Neonazi-Szene in der Region: Klein, aber gefährlich

Bisher haben es Neonazis nur in wenigen Gemeinden Bayerns geschafft, die Stimmung grundlegend zu beeinflussen. Mering bei Augsburg ist so ein Fall. Eine Bestandsaufnahme.
Foto: dapd

Bisher haben es Neonazis nur in wenigen Gemeinden Bayerns geschafft, die Stimmung grundlegend zu beeinflussen. Mering bei Augsburg ist so ein Fall. Eine Bestandsaufnahme.

Es ist ein Ort, wie es viele in Bayern gibt. Gut 13000 Menschen leben in der Marktgemeinde Mering, wenige Kilometer südöstlich von Augsburg. Ein Aushang kündigt den Weihnachtsmarkt auf dem Marktplatz an. Man glaubt nicht, dass Rechtsradikale hier ein Klima der Angst verbreitet haben. Dass vermummte Gestalten nachts pöbelnd umherzogen. Dass sie Nazi-Parolen auf Wände sprühten und ihre „Gegner“ bedrohten.

Es wirkt alles ruhig und beschaulich

Es wirkt jetzt, im fahlen Novemberlicht, alles so ruhig und beschaulich. Doch das ist es nicht. Reiner Heinrich kann davon erzählen. Er ist SPD-Mitglied und Dritter Bürgermeister in der Gemeinde. Auch er wurde wüst beschimpft und kennt E-Mails, in denen von „Bauch aufschlitzen“ und „Hals abschneiden“ die Rede war. Die Absender der Mails sind nicht ermittelt.

Doch wer im Ort hinter den rechtsextremen Umtrieben steht, ist bekannt. Es ist eine Gruppe junger Leute, ein gutes Dutzend, die meisten um die 20 Jahre alt. Sie nennen sich „Autonome Nationalisten Mering“. Und alleine bei Parolen beließen sie es nicht. Auf einem Volksfest wollten sie sich Ausländer vorknöpfen, wurden aber noch von anderen Besuchern gestoppt. Ein Rockkonzert, vom Jugendparlament organisiert, störten sie so massiv, dass schließlich die Polizei das Konzert schützen musste.

Mering gilt als Ausnahme

Der Fall Mering gilt als Ausnahme in Bayern. Es gibt nur wenige Gemeinden, in denen es Neonazis bisher gelang, die Stimmung im Ort so grundlegend zu beeinflussen. Doch unterschätzen dürfe man die rechte Szene deshalb keinesfalls, sagen Experten. Bisher ist sie noch in viele kleinere Gruppen zersplittert. Manche Rechtsextreme sind in der NPD engagiert, andere wiederum brüsten sich damit, „parteifrei“ zu sein. Die öffentlich zur Schau getragene Einigkeit ist mitunter sehr brüchig. Doch Verfassungsschützer sehen mit Sorge, dass es Bestrebungen gibt, die Szene zu einen – und damit schlagkräftiger zu machen.

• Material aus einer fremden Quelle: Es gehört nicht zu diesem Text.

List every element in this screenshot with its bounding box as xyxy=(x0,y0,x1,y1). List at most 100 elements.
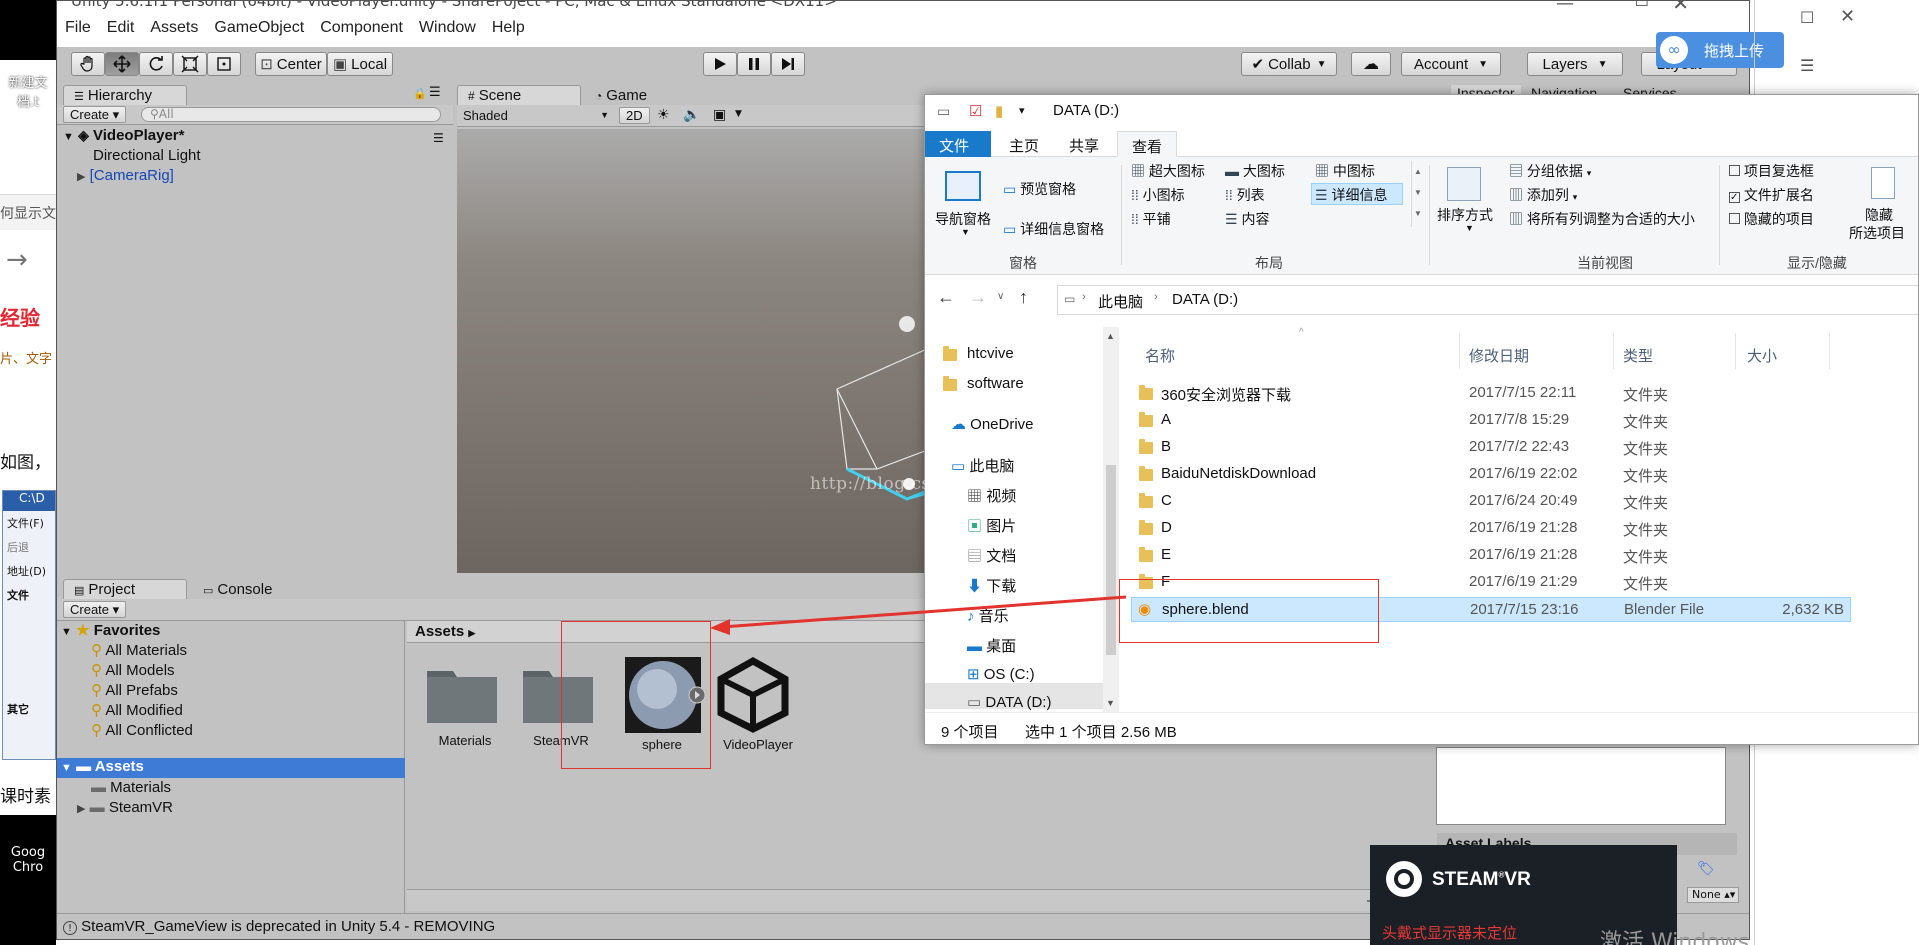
ribbon-tab-share[interactable]: 共享 xyxy=(1055,131,1113,157)
size-columns-button[interactable]: ▥ 将所有列调整为合适的大小 xyxy=(1509,209,1695,229)
favorite-all-models[interactable]: ⚲ All Models xyxy=(91,661,175,679)
favorites-row[interactable]: ▼ ★ Favorites xyxy=(61,621,160,639)
file-extensions-toggle[interactable]: ✓ 文件扩展名 xyxy=(1729,185,1814,205)
shading-dropdown[interactable]: Shaded ▼ xyxy=(463,108,609,124)
chevron-down-icon[interactable]: ∨ xyxy=(997,291,1004,302)
nav-item-desktop[interactable]: ▬ 桌面 xyxy=(967,635,1016,656)
layout-details[interactable]: ☰ 详细信息 xyxy=(1315,185,1387,205)
item-checkboxes-toggle[interactable]: 项目复选框 xyxy=(1729,161,1814,181)
account-dropdown[interactable]: Account ▼ xyxy=(1401,52,1501,76)
assets-row-selected[interactable]: ▼ ▬ Assets xyxy=(57,758,405,778)
table-row[interactable]: D 2017/6/19 21:28 文件夹 xyxy=(1131,516,1851,541)
favorite-all-conflicted[interactable]: ⚲ All Conflicted xyxy=(91,721,193,739)
layers-dropdown[interactable]: Layers ▼ xyxy=(1527,52,1623,76)
properties-icon[interactable]: ☑ xyxy=(969,102,982,120)
column-header-size[interactable]: 大小 xyxy=(1747,345,1777,366)
hierarchy-create-button[interactable]: Create ▾ xyxy=(63,106,127,123)
column-header-name[interactable]: 名称 xyxy=(1145,345,1175,366)
favorite-all-prefabs[interactable]: ⚲ All Prefabs xyxy=(91,681,178,699)
rotate-tool-button[interactable] xyxy=(139,52,173,76)
layout-extra-large-icons[interactable]: ▦ 超大图标 xyxy=(1131,161,1205,181)
group-by-button[interactable]: ▤ 分组依据 ▾ xyxy=(1509,161,1591,181)
tab-console[interactable]: ▭ Console xyxy=(193,580,282,600)
hide-selected-button[interactable]: 隐藏 xyxy=(1865,205,1893,225)
new-folder-icon[interactable]: ▮ xyxy=(995,102,1003,120)
menu-component[interactable]: Component xyxy=(320,19,403,37)
tab-scene[interactable]: # Scene xyxy=(457,85,581,105)
column-header-date[interactable]: 修改日期 xyxy=(1469,345,1529,366)
panel-menu-icon[interactable]: ☰ xyxy=(429,85,441,100)
table-row[interactable]: BaiduNetdiskDownload 2017/6/19 22:02 文件夹 xyxy=(1131,462,1851,487)
sun-icon[interactable]: ☀ xyxy=(657,107,670,123)
menu-gameobject[interactable]: GameObject xyxy=(214,19,304,37)
menu-icon[interactable]: ☰ xyxy=(1800,56,1814,75)
table-row[interactable]: A 2017/7/8 15:29 文件夹 xyxy=(1131,408,1851,433)
sort-by-button[interactable]: 排序方式 xyxy=(1437,205,1493,225)
ribbon-tab-file[interactable]: 文件 xyxy=(925,131,991,157)
tag-icon[interactable]: 🏷 xyxy=(1697,861,1715,877)
nav-item-pictures[interactable]: ▣ 图片 xyxy=(967,515,1016,536)
breadcrumb-this-pc[interactable]: 此电脑 xyxy=(1098,291,1143,312)
forward-arrow-icon[interactable]: → xyxy=(969,287,987,308)
table-row[interactable]: C 2017/6/24 20:49 文件夹 xyxy=(1131,489,1851,514)
favorite-all-materials[interactable]: ⚲ All Materials xyxy=(91,641,187,659)
menu-help[interactable]: Help xyxy=(492,19,525,37)
hand-tool-button[interactable] xyxy=(71,52,105,76)
nav-item-os-c[interactable]: ⊞ OS (C:) xyxy=(967,665,1035,683)
scene-menu-icon[interactable]: ☰ xyxy=(433,131,444,145)
nav-scrollbar[interactable]: ▲ ▼ xyxy=(1103,327,1119,712)
tab-project[interactable]: ▤ Project xyxy=(63,579,187,599)
tree-folder-materials[interactable]: ▬ Materials xyxy=(91,779,171,796)
ribbon-tab-view[interactable]: 查看 xyxy=(1117,131,1178,157)
menu-assets[interactable]: Assets xyxy=(150,19,198,37)
menu-window[interactable]: Window xyxy=(419,19,476,37)
nav-item-documents[interactable]: ▤ 文档 xyxy=(967,545,1016,566)
desktop-icon-chrome[interactable]: Goog Chro xyxy=(0,845,56,875)
nav-item-data-d[interactable]: ▭ DATA (D:) xyxy=(967,693,1051,711)
hierarchy-item-camerarig[interactable]: ▶ [CameraRig] xyxy=(77,167,174,184)
lock-icon[interactable]: 🔒 xyxy=(413,87,427,100)
table-row[interactable]: 360安全浏览器下载 2017/7/15 22:11 文件夹 xyxy=(1131,381,1851,406)
tree-folder-steamvr[interactable]: ▶ ▬ SteamVR xyxy=(77,799,173,816)
nav-pane-button[interactable]: 导航窗格 xyxy=(935,209,991,229)
image-effects-icon[interactable]: ▣ xyxy=(713,107,726,123)
forward-arrow-icon[interactable]: → xyxy=(6,245,28,275)
cloud-button[interactable]: ☁ xyxy=(1351,52,1391,76)
breadcrumb-data-d[interactable]: DATA (D:) xyxy=(1172,291,1238,308)
table-row[interactable]: B 2017/7/2 22:43 文件夹 xyxy=(1131,435,1851,460)
back-arrow-icon[interactable]: ← xyxy=(937,287,955,308)
pivot-local-button[interactable]: ▣ Local xyxy=(327,52,393,76)
preview-pane-button[interactable]: ▭ 预览窗格 xyxy=(1003,179,1076,199)
asset-item-materials[interactable]: Materials xyxy=(425,661,505,761)
2d-toggle[interactable]: 2D xyxy=(619,107,650,124)
address-bar[interactable]: ▭ › 此电脑 › DATA (D:) xyxy=(1057,285,1918,315)
collab-button[interactable]: ✔ Collab ▼ xyxy=(1241,52,1337,76)
menu-file[interactable]: File xyxy=(65,19,91,37)
nav-item-htcvive[interactable]: htcvive xyxy=(943,345,1014,362)
pause-button[interactable] xyxy=(737,52,771,76)
column-header-type[interactable]: 类型 xyxy=(1623,345,1653,366)
tab-hierarchy[interactable]: ☰ Hierarchy xyxy=(63,85,187,105)
layout-tiles[interactable]: ⁞⁞ 平铺 xyxy=(1131,209,1171,229)
chevron-down-icon[interactable]: ▾ xyxy=(1019,104,1025,117)
layout-scroll[interactable]: ▲ ▼ ▼ xyxy=(1411,161,1423,227)
hierarchy-scene-row[interactable]: ▼ ◈ VideoPlayer* xyxy=(63,127,184,144)
ribbon-tab-home[interactable]: 主页 xyxy=(995,131,1053,157)
move-tool-button[interactable] xyxy=(105,52,139,76)
browser-close-icon[interactable]: ✕ xyxy=(1840,6,1855,27)
hierarchy-search-input[interactable]: ⚲All xyxy=(141,107,441,122)
project-create-button[interactable]: Create ▾ xyxy=(63,601,127,618)
layout-content[interactable]: ☰ 内容 xyxy=(1225,209,1269,229)
add-columns-button[interactable]: ▥ 添加列 ▾ xyxy=(1509,185,1577,205)
pivot-center-button[interactable]: ⊡ Center xyxy=(255,52,327,76)
nav-item-this-pc[interactable]: ▭ 此电脑 xyxy=(951,455,1014,476)
audio-icon[interactable]: 🔈 xyxy=(683,107,700,123)
rect-tool-button[interactable] xyxy=(207,52,241,76)
scale-tool-button[interactable] xyxy=(173,52,207,76)
nav-item-onedrive[interactable]: ☁ OneDrive xyxy=(951,415,1034,433)
up-arrow-icon[interactable]: ↑ xyxy=(1019,287,1028,308)
chevron-down-icon[interactable]: ▼ xyxy=(735,109,742,119)
desktop-icon-new-doc[interactable]: 新建文 档.t xyxy=(0,72,56,110)
layout-list[interactable]: ⁞⁞ 列表 xyxy=(1225,185,1265,205)
table-row[interactable]: E 2017/6/19 21:28 文件夹 xyxy=(1131,543,1851,568)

Eine zentrale Figur in Bayern ist der verurteilte Rechtsterrorist Martin Wiese, 35. Sieben Jahre saß Wiese im Gefängnis. Er hatte als Anführer der Münchner „Kameradschaft Süd“ eine Art Elitetruppe ins Leben gerufen. Wiese plante im Jahr 2003 mit Gleichgesinnten einen Bombenanschlag auf die Grundsteinlegung für das jüdische Gemeindezentrum in München. Doch die Pläne wurden den Behörden bekannt. Wiese und weitere Rechtsextreme wurden verhaftet und wegen Waffenbesitzes und Bildung einer terroristischen Vereinigung verurteilt.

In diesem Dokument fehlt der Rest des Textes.